Juventus, problema a centrocampo: la situazione

La Juventus, fino al mercato invernale, è in difficoltà per quanto riguarda il centrocampo. Una situazione, per Allegri, complessa da gestire

I bianconeri hanno iniziato questa stagione con l’obiettivo di lottare fino alla fine per il primo posto; la Juventus, visto quanto successo gli ultimi anni, vuole tornare a dominare il massimo campionato italiano e per farlo ha assolutamente bisogno di sfruttare il fatto di non giocare le coppe e poter preparare gli impegni di settimana in settimana. A questo dobbiamo aggiungere come la rosa di Allegri abbia quelle qualità per restare in cima alla classifica il più a lungo possibile.

Allegri
Allegri (Credits: Ansafoto) – Juvedipendenza

La concorrenza è decisamente alta con Inter e Milan, al momento, grandi favorite per il titolo ma senza dimenticare il Napoli campione d’Italia. Il tecnico bianconero, come detto, può contare su una rosa di qualità che può essere rinforzata nel prossimo mercato invernale. La Juventus, infatti, ha un problema numerico in mezzo al campo.

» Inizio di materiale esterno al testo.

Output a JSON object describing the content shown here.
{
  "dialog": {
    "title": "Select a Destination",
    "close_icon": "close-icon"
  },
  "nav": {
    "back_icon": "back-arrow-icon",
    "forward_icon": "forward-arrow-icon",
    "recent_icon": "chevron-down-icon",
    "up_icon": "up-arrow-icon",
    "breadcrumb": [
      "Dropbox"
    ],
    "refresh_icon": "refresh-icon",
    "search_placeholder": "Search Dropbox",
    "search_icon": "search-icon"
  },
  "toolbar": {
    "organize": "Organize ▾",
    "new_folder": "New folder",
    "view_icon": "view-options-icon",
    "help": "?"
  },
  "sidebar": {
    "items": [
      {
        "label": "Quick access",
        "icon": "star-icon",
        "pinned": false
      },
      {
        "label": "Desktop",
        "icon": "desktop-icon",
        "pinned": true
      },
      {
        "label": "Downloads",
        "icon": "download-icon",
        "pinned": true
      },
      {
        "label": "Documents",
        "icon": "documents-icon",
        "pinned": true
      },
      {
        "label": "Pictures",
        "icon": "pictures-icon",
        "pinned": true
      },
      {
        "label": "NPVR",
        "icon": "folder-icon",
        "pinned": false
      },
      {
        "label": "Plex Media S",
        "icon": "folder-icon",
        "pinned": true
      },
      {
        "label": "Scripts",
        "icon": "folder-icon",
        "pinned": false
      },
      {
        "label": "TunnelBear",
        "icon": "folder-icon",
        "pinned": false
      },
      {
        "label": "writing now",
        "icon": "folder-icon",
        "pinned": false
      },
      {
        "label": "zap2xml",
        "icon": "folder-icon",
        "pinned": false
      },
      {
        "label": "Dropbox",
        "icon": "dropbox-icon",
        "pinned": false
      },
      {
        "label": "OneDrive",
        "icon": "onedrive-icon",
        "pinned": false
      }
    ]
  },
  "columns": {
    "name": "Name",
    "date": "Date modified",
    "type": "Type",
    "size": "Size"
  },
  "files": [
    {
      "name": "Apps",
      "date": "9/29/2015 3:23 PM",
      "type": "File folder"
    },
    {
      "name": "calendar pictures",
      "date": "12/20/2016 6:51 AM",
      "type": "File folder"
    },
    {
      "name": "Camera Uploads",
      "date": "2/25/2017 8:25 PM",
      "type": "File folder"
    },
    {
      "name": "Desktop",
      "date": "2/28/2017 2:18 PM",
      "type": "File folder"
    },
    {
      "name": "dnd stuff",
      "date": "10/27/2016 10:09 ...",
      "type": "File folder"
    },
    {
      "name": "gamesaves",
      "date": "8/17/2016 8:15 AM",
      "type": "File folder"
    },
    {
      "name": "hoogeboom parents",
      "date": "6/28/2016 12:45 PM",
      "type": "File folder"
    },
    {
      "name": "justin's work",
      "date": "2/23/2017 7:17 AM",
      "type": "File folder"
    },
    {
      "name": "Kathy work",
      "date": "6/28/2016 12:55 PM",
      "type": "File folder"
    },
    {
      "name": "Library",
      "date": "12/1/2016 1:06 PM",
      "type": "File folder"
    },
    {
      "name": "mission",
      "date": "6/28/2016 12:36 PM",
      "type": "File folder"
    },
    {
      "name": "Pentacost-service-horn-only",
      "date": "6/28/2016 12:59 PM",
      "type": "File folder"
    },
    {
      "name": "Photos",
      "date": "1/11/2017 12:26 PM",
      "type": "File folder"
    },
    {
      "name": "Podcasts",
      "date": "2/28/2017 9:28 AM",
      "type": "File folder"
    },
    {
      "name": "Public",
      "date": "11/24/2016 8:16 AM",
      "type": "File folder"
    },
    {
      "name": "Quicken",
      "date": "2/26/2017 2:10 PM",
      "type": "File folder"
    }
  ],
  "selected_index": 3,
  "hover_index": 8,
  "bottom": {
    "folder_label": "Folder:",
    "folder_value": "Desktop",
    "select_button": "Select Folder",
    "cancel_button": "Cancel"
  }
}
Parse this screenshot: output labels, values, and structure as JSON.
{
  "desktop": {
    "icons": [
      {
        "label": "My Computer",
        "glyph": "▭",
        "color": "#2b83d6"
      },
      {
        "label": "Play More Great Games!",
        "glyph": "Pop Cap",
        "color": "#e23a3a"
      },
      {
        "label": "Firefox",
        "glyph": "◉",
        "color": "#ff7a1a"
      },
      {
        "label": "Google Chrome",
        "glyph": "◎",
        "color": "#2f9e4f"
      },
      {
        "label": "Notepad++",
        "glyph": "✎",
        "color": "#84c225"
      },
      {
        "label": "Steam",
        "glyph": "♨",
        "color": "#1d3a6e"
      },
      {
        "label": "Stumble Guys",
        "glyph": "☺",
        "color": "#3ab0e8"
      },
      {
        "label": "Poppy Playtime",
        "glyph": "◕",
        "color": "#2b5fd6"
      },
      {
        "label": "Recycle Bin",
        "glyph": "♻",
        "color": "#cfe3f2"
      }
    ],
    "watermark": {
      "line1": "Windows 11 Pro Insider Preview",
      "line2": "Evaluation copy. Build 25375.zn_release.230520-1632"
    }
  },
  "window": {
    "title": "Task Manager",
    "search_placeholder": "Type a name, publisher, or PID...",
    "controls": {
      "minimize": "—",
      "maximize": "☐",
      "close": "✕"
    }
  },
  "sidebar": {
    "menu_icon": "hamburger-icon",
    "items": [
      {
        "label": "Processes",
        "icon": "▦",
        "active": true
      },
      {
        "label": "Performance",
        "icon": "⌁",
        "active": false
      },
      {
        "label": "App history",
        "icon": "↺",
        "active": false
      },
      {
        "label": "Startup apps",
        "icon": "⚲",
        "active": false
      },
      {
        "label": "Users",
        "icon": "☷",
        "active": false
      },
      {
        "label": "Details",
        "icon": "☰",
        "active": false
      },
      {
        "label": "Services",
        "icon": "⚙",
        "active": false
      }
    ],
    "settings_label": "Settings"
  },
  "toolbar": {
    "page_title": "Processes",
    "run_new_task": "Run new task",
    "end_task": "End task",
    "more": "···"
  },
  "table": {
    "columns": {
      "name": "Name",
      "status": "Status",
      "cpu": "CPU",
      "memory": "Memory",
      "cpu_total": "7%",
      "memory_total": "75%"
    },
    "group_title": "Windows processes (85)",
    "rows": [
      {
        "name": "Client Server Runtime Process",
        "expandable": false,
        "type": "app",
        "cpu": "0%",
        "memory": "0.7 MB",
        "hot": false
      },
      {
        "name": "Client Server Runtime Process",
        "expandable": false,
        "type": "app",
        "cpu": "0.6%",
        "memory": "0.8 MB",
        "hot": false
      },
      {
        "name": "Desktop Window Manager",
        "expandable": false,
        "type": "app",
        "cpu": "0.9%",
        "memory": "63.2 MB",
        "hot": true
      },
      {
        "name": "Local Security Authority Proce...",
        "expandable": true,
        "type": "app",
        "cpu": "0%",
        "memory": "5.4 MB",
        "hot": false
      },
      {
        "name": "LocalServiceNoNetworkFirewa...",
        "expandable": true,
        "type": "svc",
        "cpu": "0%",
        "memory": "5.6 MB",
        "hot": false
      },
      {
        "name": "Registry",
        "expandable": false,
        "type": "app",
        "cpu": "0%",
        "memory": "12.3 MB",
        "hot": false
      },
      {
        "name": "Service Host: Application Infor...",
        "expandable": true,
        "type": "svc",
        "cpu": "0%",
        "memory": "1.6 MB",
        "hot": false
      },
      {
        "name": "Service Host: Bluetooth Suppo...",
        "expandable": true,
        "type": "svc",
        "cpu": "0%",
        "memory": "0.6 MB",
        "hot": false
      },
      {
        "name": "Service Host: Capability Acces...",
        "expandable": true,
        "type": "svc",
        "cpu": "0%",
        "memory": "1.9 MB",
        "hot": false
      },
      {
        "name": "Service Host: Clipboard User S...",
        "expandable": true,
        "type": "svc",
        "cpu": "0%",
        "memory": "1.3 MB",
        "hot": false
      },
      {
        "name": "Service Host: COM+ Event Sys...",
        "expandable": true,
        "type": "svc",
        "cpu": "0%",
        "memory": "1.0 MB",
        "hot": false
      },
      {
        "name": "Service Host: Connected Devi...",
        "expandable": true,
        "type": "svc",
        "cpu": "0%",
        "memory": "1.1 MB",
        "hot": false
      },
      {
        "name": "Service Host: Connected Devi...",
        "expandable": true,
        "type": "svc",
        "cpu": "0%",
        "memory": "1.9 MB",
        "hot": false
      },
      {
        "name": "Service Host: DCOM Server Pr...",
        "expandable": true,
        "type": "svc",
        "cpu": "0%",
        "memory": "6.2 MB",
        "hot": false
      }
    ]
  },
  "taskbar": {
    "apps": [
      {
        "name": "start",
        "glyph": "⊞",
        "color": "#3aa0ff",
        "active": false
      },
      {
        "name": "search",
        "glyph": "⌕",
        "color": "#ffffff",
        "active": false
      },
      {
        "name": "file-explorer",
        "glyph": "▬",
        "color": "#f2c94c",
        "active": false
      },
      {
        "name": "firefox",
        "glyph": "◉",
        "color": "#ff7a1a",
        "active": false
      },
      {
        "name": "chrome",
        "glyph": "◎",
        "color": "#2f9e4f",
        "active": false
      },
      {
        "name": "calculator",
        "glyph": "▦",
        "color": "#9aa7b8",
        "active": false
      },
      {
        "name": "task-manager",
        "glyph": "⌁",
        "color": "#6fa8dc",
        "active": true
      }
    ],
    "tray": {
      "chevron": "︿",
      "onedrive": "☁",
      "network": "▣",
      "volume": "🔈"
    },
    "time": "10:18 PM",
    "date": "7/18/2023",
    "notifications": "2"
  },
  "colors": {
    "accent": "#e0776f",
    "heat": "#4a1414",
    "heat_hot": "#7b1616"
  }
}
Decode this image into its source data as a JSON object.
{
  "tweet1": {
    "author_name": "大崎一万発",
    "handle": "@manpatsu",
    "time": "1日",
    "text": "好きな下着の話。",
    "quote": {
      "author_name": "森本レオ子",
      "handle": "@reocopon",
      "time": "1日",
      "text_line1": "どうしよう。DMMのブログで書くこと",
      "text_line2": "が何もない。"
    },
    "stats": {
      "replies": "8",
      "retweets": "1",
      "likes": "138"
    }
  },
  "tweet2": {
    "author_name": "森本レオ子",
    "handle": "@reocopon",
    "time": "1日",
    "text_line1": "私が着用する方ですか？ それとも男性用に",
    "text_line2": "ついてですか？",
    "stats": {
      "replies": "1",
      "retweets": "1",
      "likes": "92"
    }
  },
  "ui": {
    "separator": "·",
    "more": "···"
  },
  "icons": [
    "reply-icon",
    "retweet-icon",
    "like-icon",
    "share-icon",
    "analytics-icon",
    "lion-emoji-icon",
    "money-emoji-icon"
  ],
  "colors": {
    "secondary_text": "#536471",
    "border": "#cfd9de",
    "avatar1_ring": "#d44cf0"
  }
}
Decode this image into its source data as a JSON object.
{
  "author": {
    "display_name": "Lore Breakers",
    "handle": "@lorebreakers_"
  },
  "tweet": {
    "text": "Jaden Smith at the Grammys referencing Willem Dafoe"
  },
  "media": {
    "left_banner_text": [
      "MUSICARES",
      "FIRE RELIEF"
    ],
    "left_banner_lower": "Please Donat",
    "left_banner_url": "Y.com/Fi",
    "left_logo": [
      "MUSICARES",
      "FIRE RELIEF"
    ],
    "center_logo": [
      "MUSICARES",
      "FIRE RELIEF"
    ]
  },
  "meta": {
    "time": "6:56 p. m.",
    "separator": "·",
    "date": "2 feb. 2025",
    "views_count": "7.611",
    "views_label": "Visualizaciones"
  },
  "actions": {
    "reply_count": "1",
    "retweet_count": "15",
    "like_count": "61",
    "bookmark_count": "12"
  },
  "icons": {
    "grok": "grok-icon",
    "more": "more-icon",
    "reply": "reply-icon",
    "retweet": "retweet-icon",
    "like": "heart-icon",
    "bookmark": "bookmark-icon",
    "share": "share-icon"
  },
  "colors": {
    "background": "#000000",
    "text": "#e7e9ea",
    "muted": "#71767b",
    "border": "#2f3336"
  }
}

Quanto successo a livello extracalcistico negli ultimi tempi è stato deleterio per i bianconeri che non potranno contare su Pogba e Fagioli. Assenze pesanti considerando la qualità di due giocatori in grado di fornire un contributo fondamentale per la stagione.

Juventus, centrocampo corto: ecco su chi puntare

In mezzo al campo, almeno fino al mercato invernale, Allegri può contare su Locatelli, Rabiot, Miretti e McKennie. Quattro giocatori per tre posti che dovranno, per forza di cose, fare gli straordinari per trascinare i bianconeri il più in alto possibile.

Locatelli
Locatelli (Credits: Ansafoto) – Juvedipendenza

 

La società potrebbe decidere di rinforzare la rosa cercando un giocatore in grado di alzare il livello ma soprattutto fornire ad Allegri un’altra alternativa da utilizzare nel corso della stagione. La Juventus si è trovata incredibilmente corta a centrocampo; imprevisto che i bianconeri non si aspettavano di dover affrontare.